Abstract

Under the continuous industrial extension and development, environmental pollution with heavy metals has been accepted as environmental and health treats in the sustainable habitations. Heavy metals have reached to almost every natural resource and resulted in serious health issues to animals and humans due to long persistence in nature. Therefore, there is an urgent need to look for efficient, profitable, and ecologically sustainable methods to manage heavy metals which are released in environments (water, air, and soil). However, the chemical-based management of heavy metals is effective, but the by-products generated give rise to secondary wastes and these methods are expensive to execute. Thus, recent advances in bioremediation of heavy metals have promoted plant- and microbial-based heavy metals processing as they present easy and eco-friendly ways for heavy metal remediation. Bioremediation mechanisms include adsorption, reduction, or eradication of contaminants from the environment by biological resources (microorganisms and plants).
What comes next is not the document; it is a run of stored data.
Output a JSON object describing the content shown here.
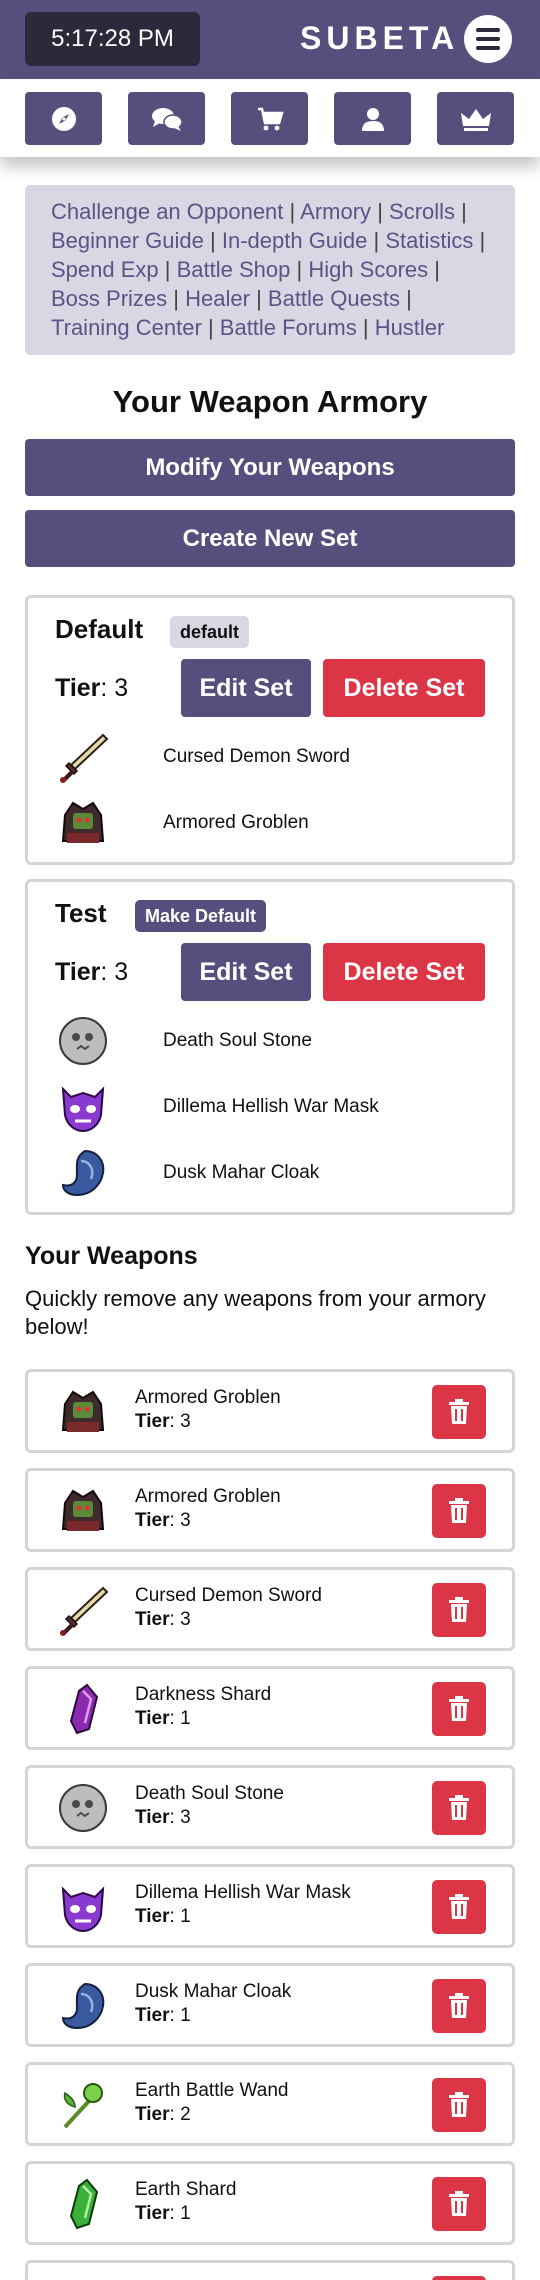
{
  "header": {
    "clock": "5:17:28 PM",
    "brand": "SUBETA",
    "menu_icon": "hamburger-icon",
    "nav": [
      {
        "icon": "compass-icon"
      },
      {
        "icon": "chat-icon"
      },
      {
        "icon": "cart-icon"
      },
      {
        "icon": "user-icon"
      },
      {
        "icon": "crown-icon"
      }
    ]
  },
  "links": [
    "Challenge an Opponent",
    "Armory",
    "Scrolls",
    "Beginner Guide",
    "In-depth Guide",
    "Statistics",
    "Spend Exp",
    "Battle Shop",
    "High Scores",
    "Boss Prizes",
    "Healer",
    "Battle Quests",
    "Training Center",
    "Battle Forums",
    "Hustler"
  ],
  "page_title": "Your Weapon Armory",
  "buttons": {
    "modify": "Modify Your Weapons",
    "create": "Create New Set",
    "edit": "Edit Set",
    "delete": "Delete Set"
  },
  "tier_label": "Tier",
  "sets": [
    {
      "name": "Default",
      "badge": "default",
      "tier": ": 3",
      "items": [
        {
          "name": "Cursed Demon Sword",
          "icon": "sword-icon"
        },
        {
          "name": "Armored Groblen",
          "icon": "armored-groblen-icon"
        }
      ]
    },
    {
      "name": "Test",
      "badge": "Make Default",
      "tier": ": 3",
      "items": [
        {
          "name": "Death Soul Stone",
          "icon": "stone-icon"
        },
        {
          "name": "Dillema Hellish War Mask",
          "icon": "mask-icon"
        },
        {
          "name": "Dusk Mahar Cloak",
          "icon": "cloak-icon"
        }
      ]
    }
  ],
  "weapons_section": {
    "title": "Your Weapons",
    "description": "Quickly remove any weapons from your armory below!"
  },
  "weapons": [
    {
      "name": "Armored Groblen",
      "tier": ": 3",
      "icon": "armored-groblen-icon"
    },
    {
      "name": "Armored Groblen",
      "tier": ": 3",
      "icon": "armored-groblen-icon"
    },
    {
      "name": "Cursed Demon Sword",
      "tier": ": 3",
      "icon": "sword-icon"
    },
    {
      "name": "Darkness Shard",
      "tier": ": 1",
      "icon": "shard-icon"
    },
    {
      "name": "Death Soul Stone",
      "tier": ": 3",
      "icon": "stone-icon"
    },
    {
      "name": "Dillema Hellish War Mask",
      "tier": ": 1",
      "icon": "mask-icon"
    },
    {
      "name": "Dusk Mahar Cloak",
      "tier": ": 1",
      "icon": "cloak-icon"
    },
    {
      "name": "Earth Battle Wand",
      "tier": ": 2",
      "icon": "wand-icon"
    },
    {
      "name": "Earth Shard",
      "tier": ": 1",
      "icon": "green-shard-icon"
    }
  ],
  "colors": {
    "primary": "#564f7e",
    "danger": "#dc3545",
    "link": "#5a5486",
    "panel": "#d9d7e3"
  }
}
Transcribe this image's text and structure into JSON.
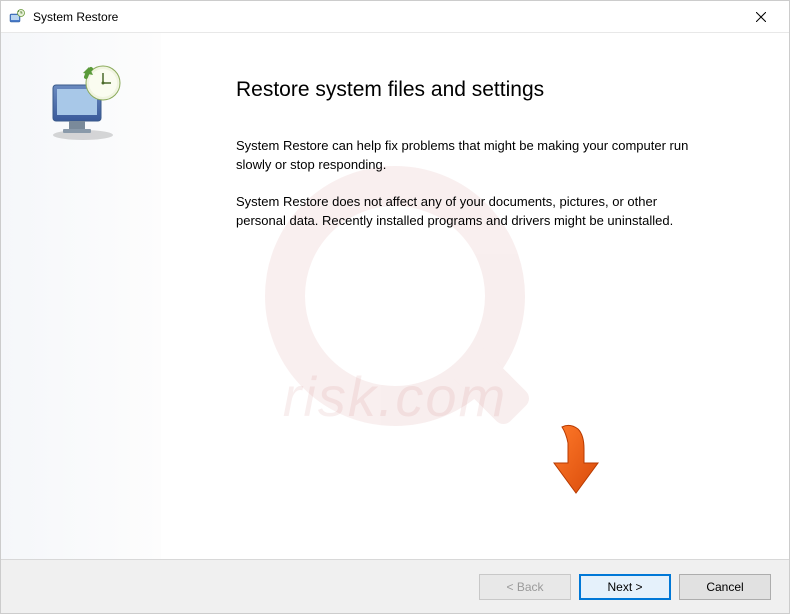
{
  "titlebar": {
    "title": "System Restore"
  },
  "content": {
    "heading": "Restore system files and settings",
    "paragraph1": "System Restore can help fix problems that might be making your computer run slowly or stop responding.",
    "paragraph2": "System Restore does not affect any of your documents, pictures, or other personal data. Recently installed programs and drivers might be uninstalled."
  },
  "buttons": {
    "back": "< Back",
    "next": "Next >",
    "cancel": "Cancel"
  },
  "watermark": {
    "text": "risk.com"
  }
}
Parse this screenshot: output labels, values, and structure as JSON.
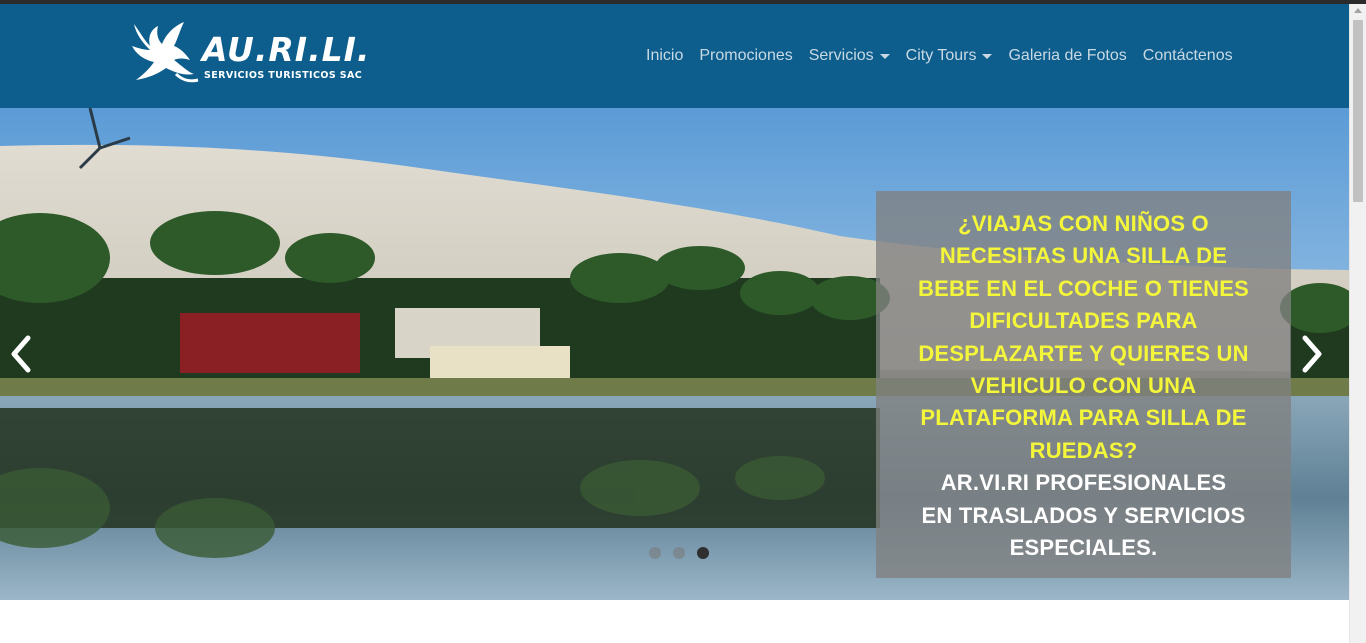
{
  "brand": {
    "name": "AU.RI.LI.",
    "subtitle": "SERVICIOS TURISTICOS SAC",
    "logo_icon": "dove-icon"
  },
  "nav": {
    "items": [
      {
        "label": "Inicio",
        "dropdown": false
      },
      {
        "label": "Promociones",
        "dropdown": false
      },
      {
        "label": "Servicios",
        "dropdown": true
      },
      {
        "label": "City Tours",
        "dropdown": true
      },
      {
        "label": "Galeria de Fotos",
        "dropdown": false
      },
      {
        "label": "Contáctenos",
        "dropdown": false
      }
    ]
  },
  "carousel": {
    "caption_lines_yellow": [
      "¿VIAJAS CON NIÑOS O",
      "NECESITAS UNA SILLA DE",
      "BEBE EN EL COCHE O TIENES",
      "DIFICULTADES PARA",
      "DESPLAZARTE Y QUIERES UN",
      "VEHICULO CON UNA",
      "PLATAFORMA PARA SILLA DE",
      "RUEDAS?"
    ],
    "caption_lines_white": [
      "AR.VI.RI PROFESIONALES",
      "EN TRASLADOS Y SERVICIOS",
      "ESPECIALES."
    ],
    "slide_count": 3,
    "active_slide": 3,
    "prev_icon": "chevron-left-icon",
    "next_icon": "chevron-right-icon"
  },
  "colors": {
    "navbar": "#0d5e8d",
    "nav_text": "#c9d9e4",
    "caption_yellow": "#f4f63a",
    "caption_bg": "#808080"
  }
}
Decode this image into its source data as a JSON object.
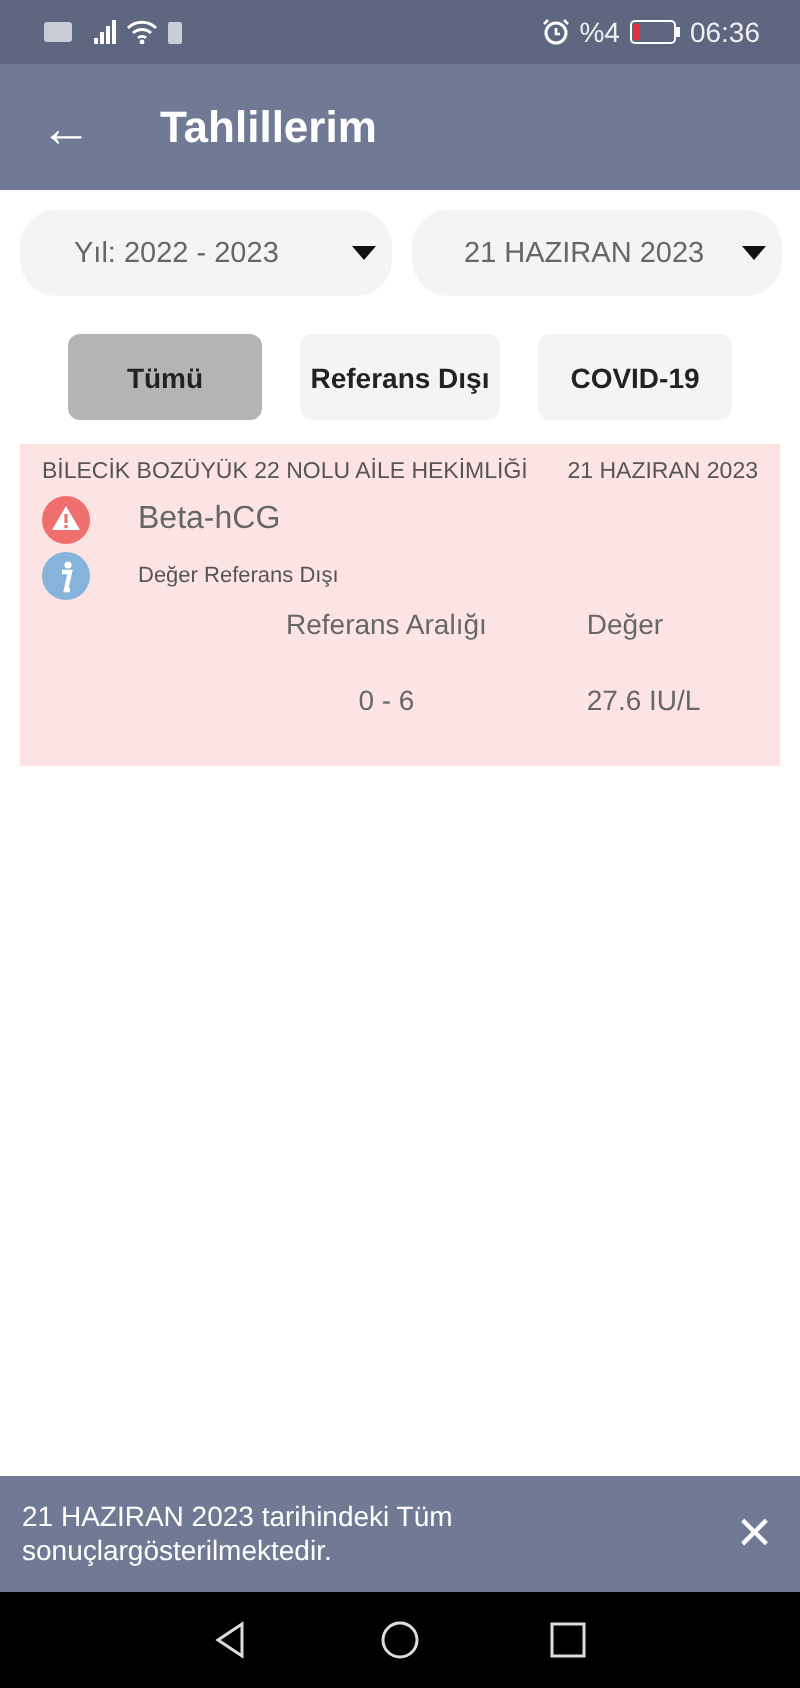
{
  "status_bar": {
    "battery_text": "%4",
    "time": "06:36"
  },
  "app_bar": {
    "back": "←",
    "title": "Tahlillerim"
  },
  "dropdowns": [
    {
      "value": "Yıl: 2022 - 2023"
    },
    {
      "value": "21 HAZIRAN 2023"
    }
  ],
  "filters": [
    {
      "label": "Tümü",
      "selected": true
    },
    {
      "label": "Referans Dışı",
      "selected": false
    },
    {
      "label": "COVID-19",
      "selected": false
    }
  ],
  "results": [
    {
      "institution": "BİLECİK BOZÜYÜK 22 NOLU AİLE HEKİMLİĞİ",
      "date": "21 HAZIRAN 2023",
      "test": "Beta-hCG",
      "note": "Değer Referans Dışı",
      "out_of_range": true,
      "range_label": "Referans Aralığı",
      "value_label": "Değer",
      "range": "0 - 6",
      "value": "27.6 IU/L"
    }
  ],
  "snackbar": {
    "message": "21 HAZIRAN 2023 tarihindeki Tüm sonuçlargösterilmektedir.",
    "close": "×"
  }
}
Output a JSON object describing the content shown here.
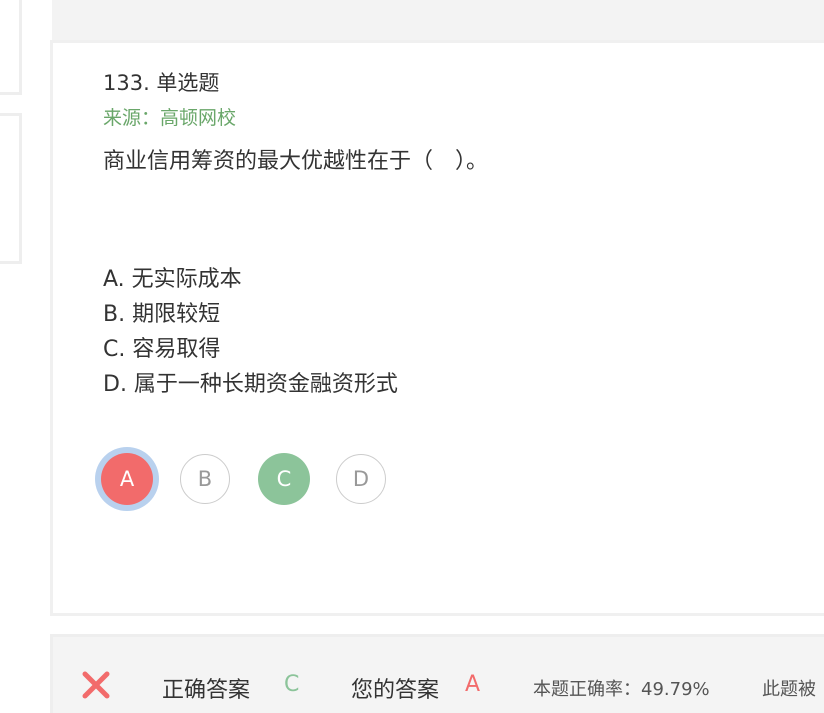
{
  "question": {
    "header": "133. 单选题",
    "source": "来源：高顿网校",
    "stem": "商业信用筹资的最大优越性在于（　）。",
    "options": [
      "A. 无实际成本",
      "B. 期限较短",
      "C. 容易取得",
      "D. 属于一种长期资金融资形式"
    ],
    "choices": [
      "A",
      "B",
      "C",
      "D"
    ],
    "selected": "A",
    "correct": "C"
  },
  "result": {
    "status_icon": "wrong-x-icon",
    "correct_label": "正确答案",
    "correct_value": "C",
    "your_label": "您的答案",
    "your_value": "A",
    "rate_text": "本题正确率：49.79%",
    "extra_text": "此题被"
  },
  "colors": {
    "wrong": "#f26b6b",
    "correct": "#8cc49a",
    "source": "#6aa76a",
    "selected_ring": "#b9d1ee"
  }
}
Further, quick bioremediation includes application of genetically engineered microbes with increased efficiency to ramify the toxic effects of heavy metals in an affected region. This chapter provides current aspects of bioremediation potential of microbes, particularly in the context of environmental protection. In addition, the current chapter also covers a discussion on adverse effects of heavy metals to humans, plants, and microorganisms, mechanisms of bioremediation, as well as potential role of genomics and proteomics in relation with bioremediation.